Professor Min Jie’s team at the Institute for Advanced Studies, Wuhan University, has made a significant breakthrough in the development of solution-processed high-efficiency all-small-molecule solar cells.

By employing a modular design strategy, the team synthesized small molecule donor materials with asymmetric side chain structures, effectively controlling intermolecular interactions, crystallization behavior, and the morphology of the active layer.

This innovative approach has resulted in a record-breaking power conversion efficiency (PCE) of 18.12 percent for all-small-molecule systems, showcasing excellent processability and significant potential for large-scale production.

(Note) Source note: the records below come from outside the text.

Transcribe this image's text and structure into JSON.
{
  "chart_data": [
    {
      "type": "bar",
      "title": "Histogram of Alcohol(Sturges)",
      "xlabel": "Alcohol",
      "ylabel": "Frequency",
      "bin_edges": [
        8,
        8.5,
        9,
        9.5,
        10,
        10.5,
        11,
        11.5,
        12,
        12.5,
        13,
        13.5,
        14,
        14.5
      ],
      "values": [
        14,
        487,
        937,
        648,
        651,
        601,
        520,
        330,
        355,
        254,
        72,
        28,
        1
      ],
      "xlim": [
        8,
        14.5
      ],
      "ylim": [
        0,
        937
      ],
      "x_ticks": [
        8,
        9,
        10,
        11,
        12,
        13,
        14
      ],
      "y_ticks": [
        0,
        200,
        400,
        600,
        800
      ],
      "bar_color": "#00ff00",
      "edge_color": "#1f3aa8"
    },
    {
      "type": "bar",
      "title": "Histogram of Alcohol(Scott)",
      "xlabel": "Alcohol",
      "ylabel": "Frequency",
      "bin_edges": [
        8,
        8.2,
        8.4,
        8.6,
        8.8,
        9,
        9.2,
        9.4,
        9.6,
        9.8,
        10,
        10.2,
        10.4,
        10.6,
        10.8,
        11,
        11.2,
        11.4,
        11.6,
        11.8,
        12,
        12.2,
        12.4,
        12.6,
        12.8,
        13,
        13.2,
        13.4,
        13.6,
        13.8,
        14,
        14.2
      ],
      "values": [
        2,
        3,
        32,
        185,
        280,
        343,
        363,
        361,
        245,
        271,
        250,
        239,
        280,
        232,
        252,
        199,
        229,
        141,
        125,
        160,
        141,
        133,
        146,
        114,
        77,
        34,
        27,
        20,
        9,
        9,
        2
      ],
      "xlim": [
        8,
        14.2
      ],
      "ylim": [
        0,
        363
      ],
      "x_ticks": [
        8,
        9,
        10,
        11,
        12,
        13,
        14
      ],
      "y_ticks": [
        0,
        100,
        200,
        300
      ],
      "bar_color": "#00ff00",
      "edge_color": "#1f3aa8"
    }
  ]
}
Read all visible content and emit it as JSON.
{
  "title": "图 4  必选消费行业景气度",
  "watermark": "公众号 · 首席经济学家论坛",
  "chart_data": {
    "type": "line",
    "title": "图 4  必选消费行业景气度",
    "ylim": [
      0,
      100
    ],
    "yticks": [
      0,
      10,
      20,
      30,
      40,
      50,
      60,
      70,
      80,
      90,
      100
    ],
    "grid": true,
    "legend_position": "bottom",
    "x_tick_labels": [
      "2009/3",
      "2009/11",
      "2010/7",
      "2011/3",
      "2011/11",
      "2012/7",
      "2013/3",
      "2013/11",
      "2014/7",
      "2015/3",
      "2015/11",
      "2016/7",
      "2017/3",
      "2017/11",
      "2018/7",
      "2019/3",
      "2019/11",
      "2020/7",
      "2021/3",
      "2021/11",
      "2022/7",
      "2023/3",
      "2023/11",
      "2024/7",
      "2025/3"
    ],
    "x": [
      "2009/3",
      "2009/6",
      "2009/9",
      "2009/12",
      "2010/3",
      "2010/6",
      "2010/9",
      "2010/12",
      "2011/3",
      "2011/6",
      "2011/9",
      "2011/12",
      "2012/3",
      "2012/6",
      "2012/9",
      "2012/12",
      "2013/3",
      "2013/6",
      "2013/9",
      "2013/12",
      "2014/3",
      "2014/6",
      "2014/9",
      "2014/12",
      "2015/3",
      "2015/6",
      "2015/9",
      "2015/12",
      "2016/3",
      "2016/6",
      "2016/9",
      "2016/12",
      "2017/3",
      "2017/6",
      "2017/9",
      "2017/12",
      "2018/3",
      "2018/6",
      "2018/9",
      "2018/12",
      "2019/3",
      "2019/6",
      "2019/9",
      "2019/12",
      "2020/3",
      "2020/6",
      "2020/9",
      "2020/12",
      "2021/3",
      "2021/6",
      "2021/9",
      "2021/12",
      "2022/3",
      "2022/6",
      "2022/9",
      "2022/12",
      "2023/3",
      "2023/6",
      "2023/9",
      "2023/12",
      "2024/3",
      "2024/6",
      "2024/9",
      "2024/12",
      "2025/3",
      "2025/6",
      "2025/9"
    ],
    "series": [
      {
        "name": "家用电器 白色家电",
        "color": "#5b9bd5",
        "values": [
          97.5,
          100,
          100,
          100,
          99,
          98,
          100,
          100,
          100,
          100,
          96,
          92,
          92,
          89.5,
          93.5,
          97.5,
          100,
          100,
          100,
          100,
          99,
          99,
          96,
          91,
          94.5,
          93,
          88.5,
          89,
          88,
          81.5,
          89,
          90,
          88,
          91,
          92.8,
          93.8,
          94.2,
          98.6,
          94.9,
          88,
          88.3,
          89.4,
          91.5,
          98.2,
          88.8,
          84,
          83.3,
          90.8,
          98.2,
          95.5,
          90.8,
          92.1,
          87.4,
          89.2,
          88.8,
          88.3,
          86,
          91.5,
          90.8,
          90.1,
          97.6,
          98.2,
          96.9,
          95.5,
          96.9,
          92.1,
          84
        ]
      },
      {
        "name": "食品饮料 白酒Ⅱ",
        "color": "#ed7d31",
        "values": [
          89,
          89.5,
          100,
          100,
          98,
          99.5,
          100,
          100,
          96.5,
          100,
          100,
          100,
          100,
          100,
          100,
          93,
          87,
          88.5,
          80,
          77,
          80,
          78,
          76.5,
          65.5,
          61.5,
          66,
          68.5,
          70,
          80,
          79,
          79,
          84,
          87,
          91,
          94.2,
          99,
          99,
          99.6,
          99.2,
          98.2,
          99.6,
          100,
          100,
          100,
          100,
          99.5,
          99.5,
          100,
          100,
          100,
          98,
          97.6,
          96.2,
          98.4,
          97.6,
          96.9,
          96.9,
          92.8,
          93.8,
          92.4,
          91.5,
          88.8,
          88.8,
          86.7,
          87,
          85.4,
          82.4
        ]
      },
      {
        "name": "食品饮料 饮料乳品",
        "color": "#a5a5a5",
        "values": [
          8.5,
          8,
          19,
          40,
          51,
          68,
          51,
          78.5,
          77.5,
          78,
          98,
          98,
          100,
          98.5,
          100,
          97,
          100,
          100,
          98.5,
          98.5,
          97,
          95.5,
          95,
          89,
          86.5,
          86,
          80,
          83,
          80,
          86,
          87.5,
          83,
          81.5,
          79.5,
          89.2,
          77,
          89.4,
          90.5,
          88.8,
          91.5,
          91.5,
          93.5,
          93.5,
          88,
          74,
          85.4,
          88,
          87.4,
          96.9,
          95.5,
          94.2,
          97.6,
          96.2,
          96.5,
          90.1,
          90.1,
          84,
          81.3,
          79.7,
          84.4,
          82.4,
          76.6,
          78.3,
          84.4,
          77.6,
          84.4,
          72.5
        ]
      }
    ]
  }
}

The research findings, Controlled-Disorder Asymmetrical Donors Enable Efficient All-Small-Molecule Solar Cells with Excellent Solution-Processability, have been published in the prestigious journal Angewandte Chemie International Edition.

The team synthesized three asymmetric small molecule donor materials with diverse side chain functional groups: MPhS-HF, MPhS-OP, and MPhS-PF. Their comprehensive study of these materials' photoelectric properties, solution behavior, crystallization dynamics, and device performance revealed that MPhS-OP, which incorporates alkoxyphenyl side chains, demonstrates exceptional compatibility and delayed crystallization when combined with the non-fullerene acceptor L8-BO.

This compatibility facilitated the formation of a nanoscale interpenetrating network morphology, which enhances efficient exciton dissociation, balanced charge transport, and reduced recombination losses.

The team also discovered the kinetic mechanism behind the delayed crystallization during the film formation of MPhS-OP, effectively preventing premature phase separation and ensuring consistent microstructural morphology across various processing conditions.